3.2 Using FA as a Treatment Matching Variable for Patients with Obesity and BE

FA started off as a concept to explain a potential subtype of obesity [98, 120, 122, 123] that might provide more information than the presence or absence of a comorbid BED or bulimia nervosa diagnosis. And using the presence of FA to identify a subtype of obesity which might be more responsive to treatment with addiction-like models including abstinence-based approaches and brain-based interventions holds promise. Those with a diagnosis of FA might be more susceptible to highly processed foods, too [124]. Although not yet studied, people with FA would also be expected to respond to MI more than those without, given the robust effects of MI in SUD populations. Although BED did not moderate outcome to MI (which was less effective than nutritional psychoeducation) [30], one wonders if FA diagnosis might. Unfortunately, very little has been done in this area, and more research is needed. There are no studies (clinical trials) looking at food addiction as a predictor of outcome to particular diets, psychosocial interventions, or medications. FA also seems like an excellent potential matching variable for studies looking at the effects of more restrictive diets on treatment outcomes in individuals with BED and obesity to answer questions about in whom a more restrictive diet is safe and in whom it is not.
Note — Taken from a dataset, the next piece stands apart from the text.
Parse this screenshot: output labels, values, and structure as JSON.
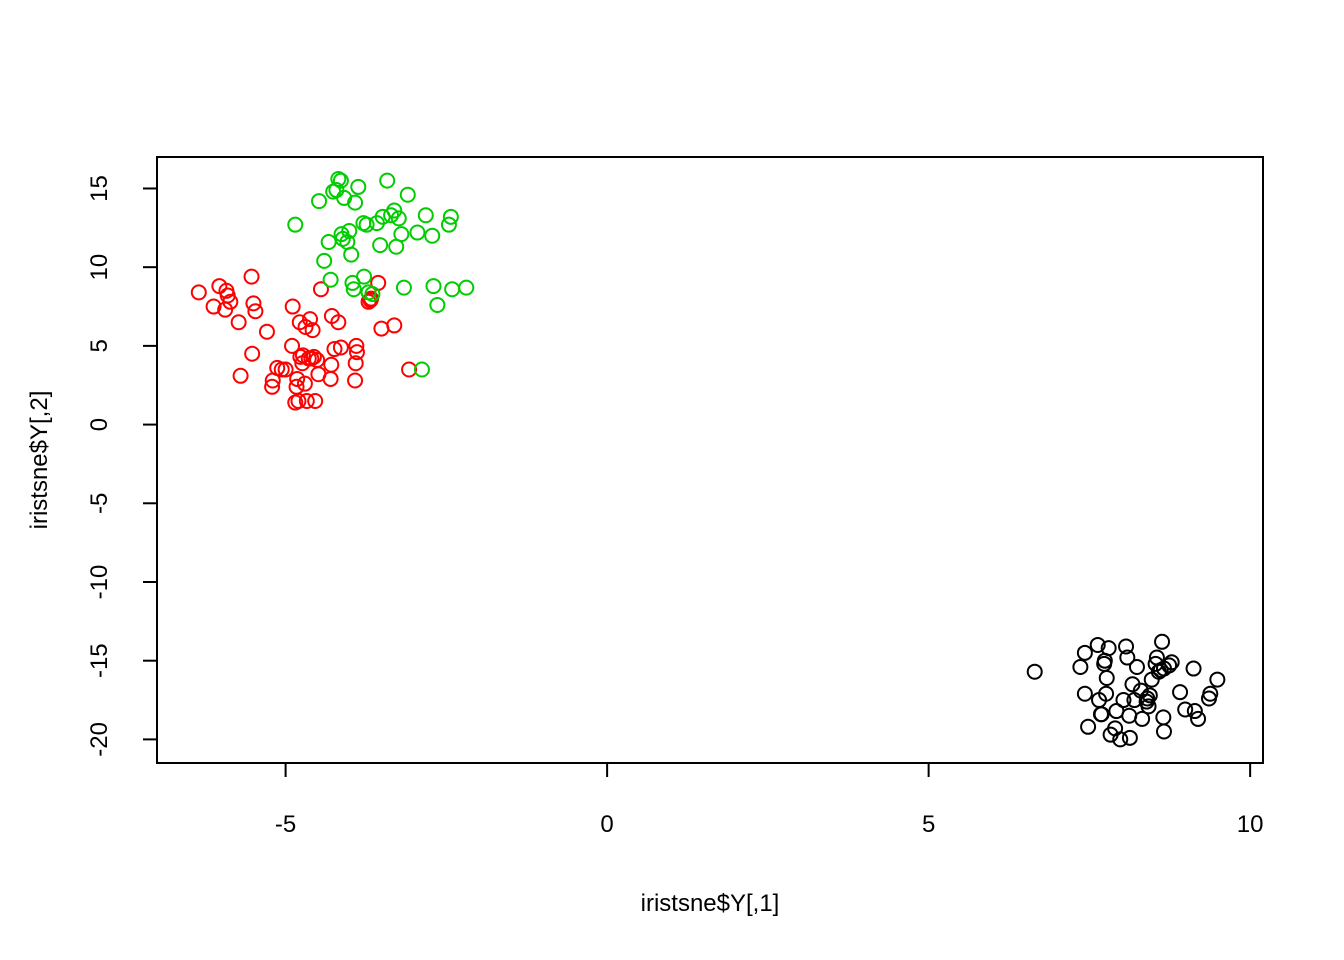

A few studies do deserve mention, however, showing poorer response to treatment with those with FA in response to standard treatment. One study showed that women with FA had less favorable weight loss outcomes and BMI post sleeve gastrectomy at year one [96, 102]. In another study, FA was found to be a mediator in the relationship between ED severity and treatment outcome [125] indicating that those with higher FA symptoms were less likely to respond to the standard ED treatment provided in that study. Finally in an intervention study among women with bulimia, those with higher FA severity at baseline were less likely to obtain abstinence from binge-purge episodes following treatment [3, 126]. If nothing else, it is clear that patients with FA should potentially be watched more closely and given more intensive initial intervention than those without.

4 Conclusion

There is currently a paucity of research into non-nutritional treatment of patients with FA. However, there is a growing body of preliminary evidence to support a number of possible treatment options, many of which have been borrowed or adapted from current treatments for SUDs, EDs, and obesity. Additionally, combining several treatment modalities may provide additive or synergistic benefit to selective patients. Considering an individual patient’s unique symptoms and comorbidities will provide practitioners guidance in determining the best course of treatment for their patients.